Actionable Takeaway: Cloud adoption has made reconnaissance more challenging as most companies no longer operate their own nameservers. When facing Cloudflare or similar services, you'll need to leverage multiple data points like SSL certificates, DNS infrastructure, and IP hosting details, to build an accurate picture. This intelligence fusion creates a coherent view where single data points might mislead you.
#2: Hunt for Genuine Subdomains Beyond Certificate Transparency Logs
“We've been dipping our toes into passive DNS for at least 10 years now or so and have really shorn up those efforts. So because a lot of, I think, the vulnerability scanning tools rely on us to find domains. It's been natural for us to go to the left of that and try to find subdomains. Well, there's no great repository for all the subdomains that exist. There are certificate transparency logs. Maybe you have some kind of network telemetry of your own that your customers are sharing with you and you can find new names there. But even still, there's not a single real repository of all the subdomains that exist.
“You're probably not going to get access to your customers’ zone files in most cases, for instance.
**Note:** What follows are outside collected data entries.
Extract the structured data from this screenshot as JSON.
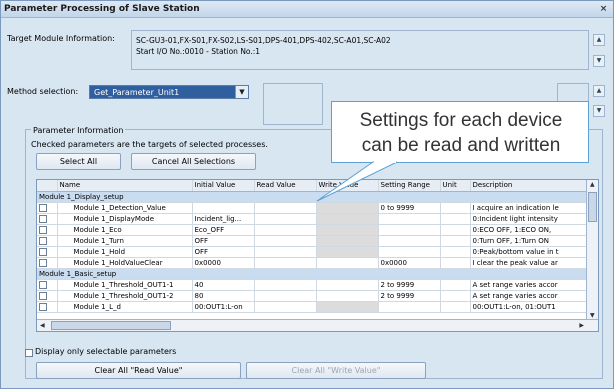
{
  "window": {
    "title": "Parameter Processing of Slave Station",
    "close_glyph": "×"
  },
  "target": {
    "label": "Target Module Information:",
    "line1": "SC-GU3-01,FX-S01,FX-S02,LS-S01,DPS-401,DPS-402,SC-A01,SC-A02",
    "line2": "Start I/O No.:0010 - Station No.:1"
  },
  "method": {
    "label": "Method selection:",
    "value": "Get_Parameter_Unit1"
  },
  "callout": {
    "line1": "Settings for each device",
    "line2": "can be read and written"
  },
  "param_info": {
    "title": "Parameter Information",
    "hint": "Checked parameters are the targets of selected processes.",
    "select_all": "Select All",
    "cancel_all": "Cancel All Selections"
  },
  "grid": {
    "columns": [
      "Name",
      "Initial Value",
      "Read Value",
      "Write Value",
      "Setting Range",
      "Unit",
      "Description"
    ],
    "rows": [
      {
        "type": "group",
        "name": "Module 1_Display_setup"
      },
      {
        "type": "item",
        "name": "Module 1_Detection_Value",
        "initial": "",
        "range": "0 to 9999",
        "unit": "",
        "desc": "I acquire an indication le"
      },
      {
        "type": "item",
        "name": "Module 1_DisplayMode",
        "initial": "Incident_lig...",
        "range": "",
        "unit": "",
        "desc": "0:Incident light intensity"
      },
      {
        "type": "item",
        "name": "Module 1_Eco",
        "initial": "Eco_OFF",
        "range": "",
        "unit": "",
        "desc": "0:ECO OFF, 1:ECO ON,"
      },
      {
        "type": "item",
        "name": "Module 1_Turn",
        "initial": "OFF",
        "range": "",
        "unit": "",
        "desc": "0:Turn OFF, 1:Turn ON"
      },
      {
        "type": "item",
        "name": "Module 1_Hold",
        "initial": "OFF",
        "range": "",
        "unit": "",
        "desc": "0:Peak/bottom value in t"
      },
      {
        "type": "item",
        "name": "Module 1_HoldValueClear",
        "initial": "0x0000",
        "range": "0x0000",
        "unit": "",
        "desc": "I clear the peak value ar"
      },
      {
        "type": "group",
        "name": "Module 1_Basic_setup"
      },
      {
        "type": "item",
        "name": "Module 1_Threshold_OUT1-1",
        "initial": "40",
        "range": "2 to 9999",
        "unit": "",
        "desc": "A set range varies accor"
      },
      {
        "type": "item",
        "name": "Module 1_Threshold_OUT1-2",
        "initial": "80",
        "range": "2 to 9999",
        "unit": "",
        "desc": "A set range varies accor"
      },
      {
        "type": "item",
        "name": "Module 1_L_d",
        "initial": "00:OUT1:L-on",
        "range": "",
        "unit": "",
        "desc": "00:OUT1:L-on, 01:OUT1"
      }
    ]
  },
  "footer": {
    "only_selectable": "Display only selectable parameters",
    "clear_read": "Clear All \"Read Value\"",
    "clear_write": "Clear All \"Write Value\""
  }
}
So then it becomes who can find, out of this whole community, of who we have trying to protect people who can scan all the domains and try to find their subdomains and see are they really there or they maybe a wildcard configuration that would have resolved anything. So again, a lot of art comes into that.”
Actionable Takeaway: Discovering true subdomains requires a multi-faceted approach because no complete repository exists. Although certificate logs provide some visibility, they're incomplete. Instead, combine network telemetry, specialized scanning, and passive DNS to verify whether subdomains are legitimate or merely wildcard configurations. Success demands both technical precision and creative problem-solving skills.
#3: Download WHOIS Data Locally for Unlimited Machine Learning Analysis
“Imagine all the records you get in a normal WHOIS query structured, parsed, you know, so you see when we collect the record, the official information, all that stuff. But rather than having to go and do hundreds of millions of WHOIS queries for yourself being able to go and just pull in or if you will almost download Google Maps and then have that locally. If you have that on your own servers, you can do as many lookups as you need to. And we've gotten a lot of very positive encouragement from our buddies in the registrar communities and things like that. Because I think we've, by doing that, I think we've offloaded a lot of the pressure on the natural WHOIS servers for some of the big organizations who in many cases are not even interested in the contact data.
“They just need to figure out the domain age of everything, but at billions of times a day, it's not a thing you can approach with any API. So if they want to build sophisticated machine learning to find domains that actor groups have spun up that are otherwise hard to connect or on the protector side, spin up machine learning to go and then figure out at scale, ‘Hey, maybe we can figure out automatically when my customers make new domains or when their domains drop or what have you, rather than having to go and do a tremendous amount of WHOIS queries and burden.’ The systems of these registrars, we provide data licenses. Not everyone can get them. They have to be improved use cases. So all partners the data comes from are happy and everything is above board. But at this point, maybe 700 different cybersecurity products.”
Actionable Takeaway: Traditional API-based WHOIS queries can't scale to billions of lookups. By downloading structured WHOIS records locally, you gain unlimited access for machine learning applications, whether detecting threat actor infrastructure or monitoring customer domains. This approach drastically reduces the burden on registrar servers while enabling sophisticated analysis at scale across 700+ cybersecurity products.